Art Basel Statements
Booth N. 5 – Halle 2.1
18th – 21st June 2015

For this year’s Art Basel Statements, Chert is proud to present the artist Kasia Fudakowski with Sexistinnen. Born in 1985, in London, Fudakowski currently lives and works in Berlin.

Using Fudakowski’s characteristic sideways humour, this presentation is the fourth in her series of ‘Fraustellungen’, which includes Enthusiastinnen (Bethanien 2012), Pessimistinnen (ABC, 2013) and Stoikerinnen (Harburger Bahnhof Kunstverein, 2014) where the artist has used both performance and a form of concrete comedy to investigate these positions.
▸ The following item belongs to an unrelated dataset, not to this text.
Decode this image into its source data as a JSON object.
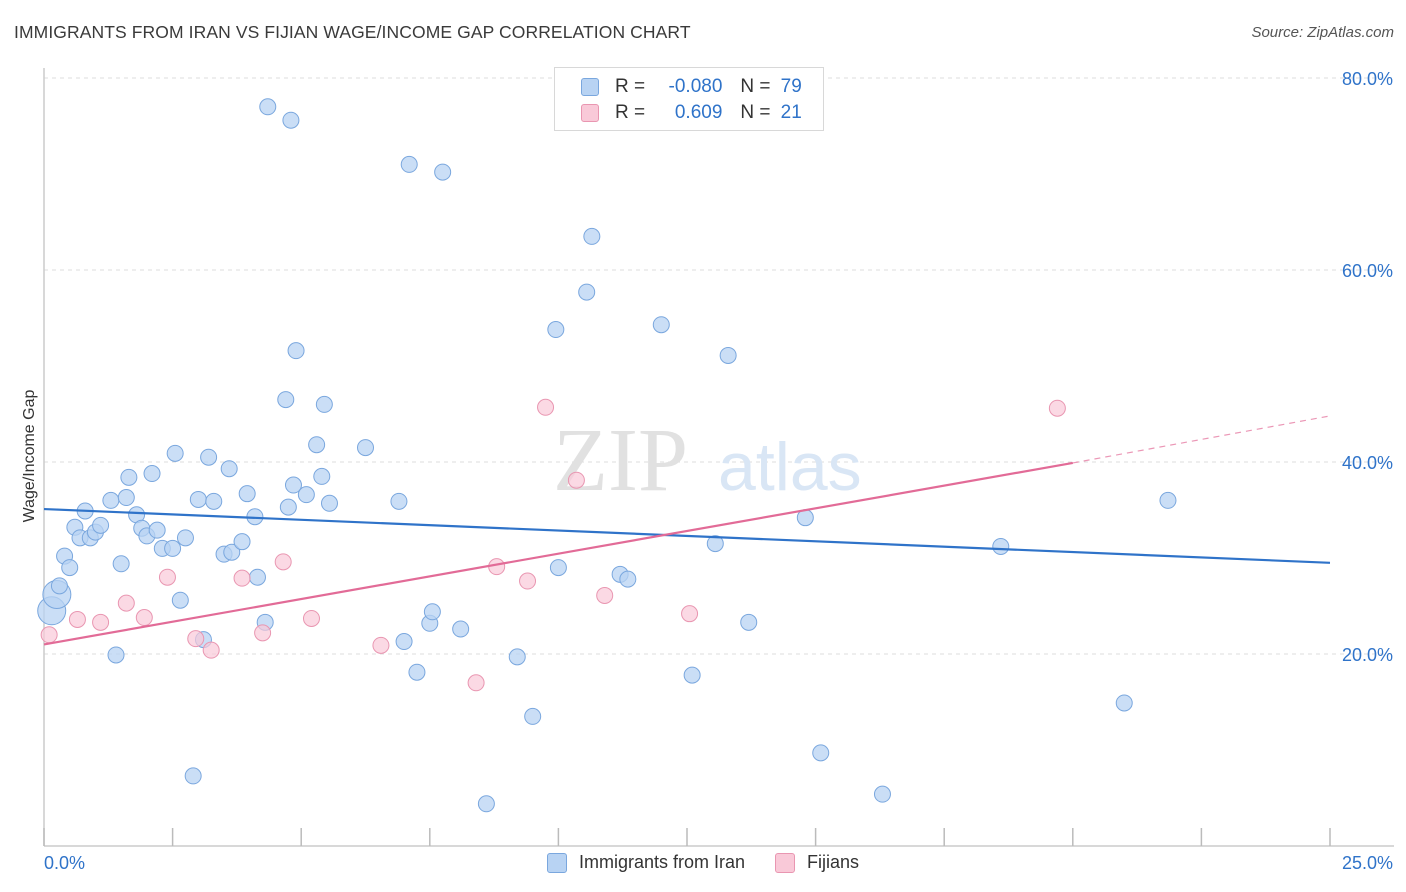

This year’s presentation focuses on sexism; both between women, and within the greater context of the art world, through the medium of sculpture, slapstick and the theatre of the real. Inspired by Andy Kaufman and Lee Lozano’s both playfully and painfully brutal engagement with reality, Fudakowski walks the fine line between comedy and tragedy.

Internalised sexism usually falls into four main categories: assertions of incompetence; competitiveness between women; the construction of women as objects; and the invalidation or belittling of women. The accusation is also often made that women display an unwillingness to be competitive in a wider sense, accepting failure before ever competing, willingly dropping out before risking the indignity of competition. These positions are translated into materiality in the sculptures on display and also performed during a chaotic, and by it’s nature, self-sabotaging presentation to the Baloise Art prize jury.
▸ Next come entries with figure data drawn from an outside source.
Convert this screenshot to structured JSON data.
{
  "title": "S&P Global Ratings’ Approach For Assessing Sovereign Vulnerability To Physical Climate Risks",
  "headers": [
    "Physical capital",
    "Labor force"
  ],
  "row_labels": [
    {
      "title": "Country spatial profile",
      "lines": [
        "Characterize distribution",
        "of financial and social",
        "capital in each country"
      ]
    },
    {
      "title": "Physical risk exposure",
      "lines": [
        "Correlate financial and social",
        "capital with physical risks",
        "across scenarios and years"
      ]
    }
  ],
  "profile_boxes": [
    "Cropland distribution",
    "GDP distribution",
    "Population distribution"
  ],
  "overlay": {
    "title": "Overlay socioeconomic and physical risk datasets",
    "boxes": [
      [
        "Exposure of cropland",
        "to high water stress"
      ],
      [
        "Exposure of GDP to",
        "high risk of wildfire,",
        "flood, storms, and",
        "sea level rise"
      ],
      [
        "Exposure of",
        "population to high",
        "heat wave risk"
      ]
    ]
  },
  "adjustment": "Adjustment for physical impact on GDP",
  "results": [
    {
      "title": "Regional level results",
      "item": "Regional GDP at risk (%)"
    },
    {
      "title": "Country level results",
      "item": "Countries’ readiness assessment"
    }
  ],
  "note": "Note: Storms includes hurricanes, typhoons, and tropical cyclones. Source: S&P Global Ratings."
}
During this short presentation, (an undercover performance recorded with hidden cameras and microphones), the sabotaging effect of performance anxiety, fatalistic thinking, as well as the often fraught relationship between artist and gallerist are played out with real potential consequences. The resulting film or ‘preformance’ not only questions the nature of judgement but also asks the question: who is more important at an art fair, the artist, or the gallerist?
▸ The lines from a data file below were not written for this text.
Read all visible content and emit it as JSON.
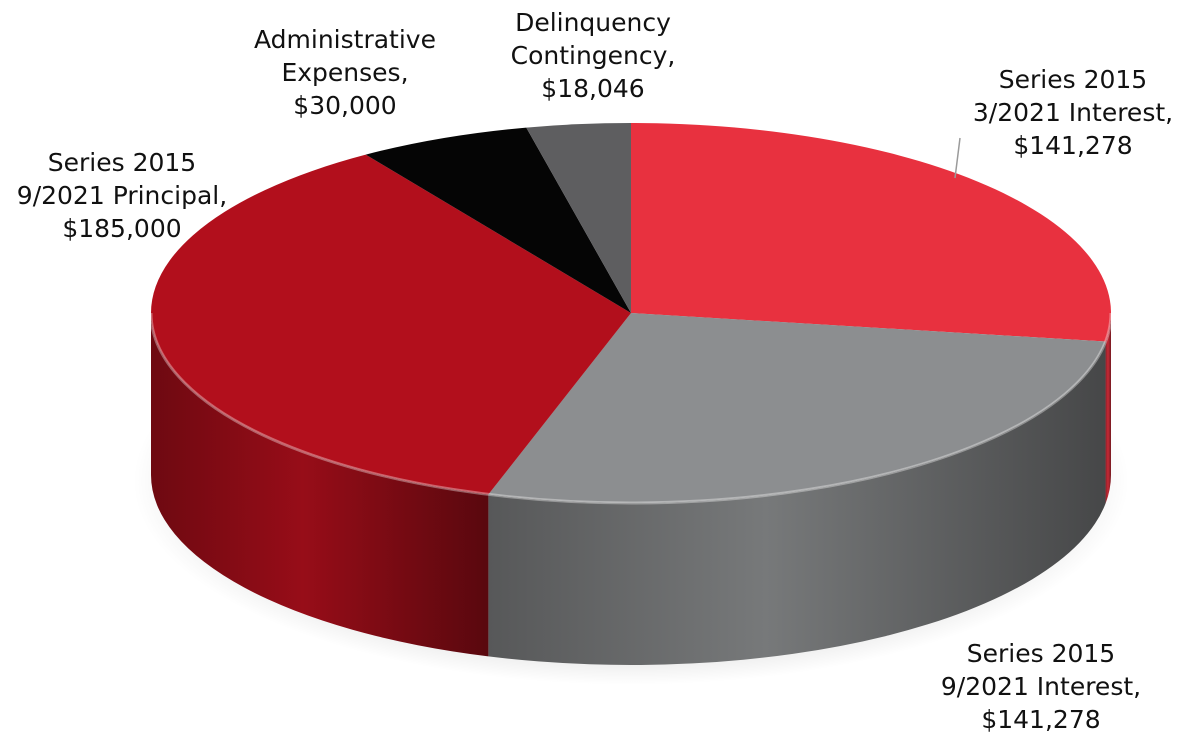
{
  "chart_data": {
    "type": "pie",
    "title": "",
    "slices": [
      {
        "label_lines": [
          "Series 2015",
          "3/2021 Interest,",
          "$141,278"
        ],
        "value": 141278,
        "color": "#e8313f"
      },
      {
        "label_lines": [
          "Series 2015",
          "9/2021 Interest,",
          "$141,278"
        ],
        "value": 141278,
        "color": "#8c8e90"
      },
      {
        "label_lines": [
          "Series 2015",
          "9/2021 Principal,",
          "$185,000"
        ],
        "value": 185000,
        "color": "#b20f1c"
      },
      {
        "label_lines": [
          "Administrative",
          "Expenses,",
          "$30,000"
        ],
        "value": 30000,
        "color": "#050505"
      },
      {
        "label_lines": [
          "Delinquency",
          "Contingency,",
          "$18,046"
        ],
        "value": 18046,
        "color": "#5e5e60"
      }
    ],
    "legend": "none",
    "style": "3d-tilted"
  }
}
Her sculptures illustrate the unseen boundaries of competitive ambition, the on going see-saw of success and failure and the inherent violence of self-sabotage, all the while using humour to make the negligible noticeable. A mistakenly printed steel plate, Untitled, or The complete acknowledged history of female accomplishment in the western world, displaying only callous minimalism, hangs on the wall opposite a slowly turning ‘feminised’ (in the weakest sense of the word), wicker structure called Carol (Booby Trap) Claudette. This piece of endurance weaving, representing the greater fatalities resulting from female named hurricanes than those of male, becomes an unlikely mascot for sexism. The central barrier entitled Sexistinnen, made from interlocking cartoon breast-like outlines which hang on undecided, ‘nervy’ hinges, and kinky wicker carpet beaters which always snap back into place, cuts through the space, reducing it to two untenable sides. Finally the heavily anthropomorphised mop which glares sardonically on the whole scene provides a final internal stomach punch: lower your ambitions.

Each of Fudakowski’s sculptures has a latent movement in it, highlighting the ongoing tragic-comedy of taking part in a rigged system. But by agreeing to loose, she can only win; Coming second is better comedy than coming first. *

The accompanying publication Fraustellungen is a staged ‘non-collaboration’ between both artist and gallerist, demonstrating two opposing approaches to the work, the tug of war of collaboration, and reinforces the blatant destructive nature of self-sabotage.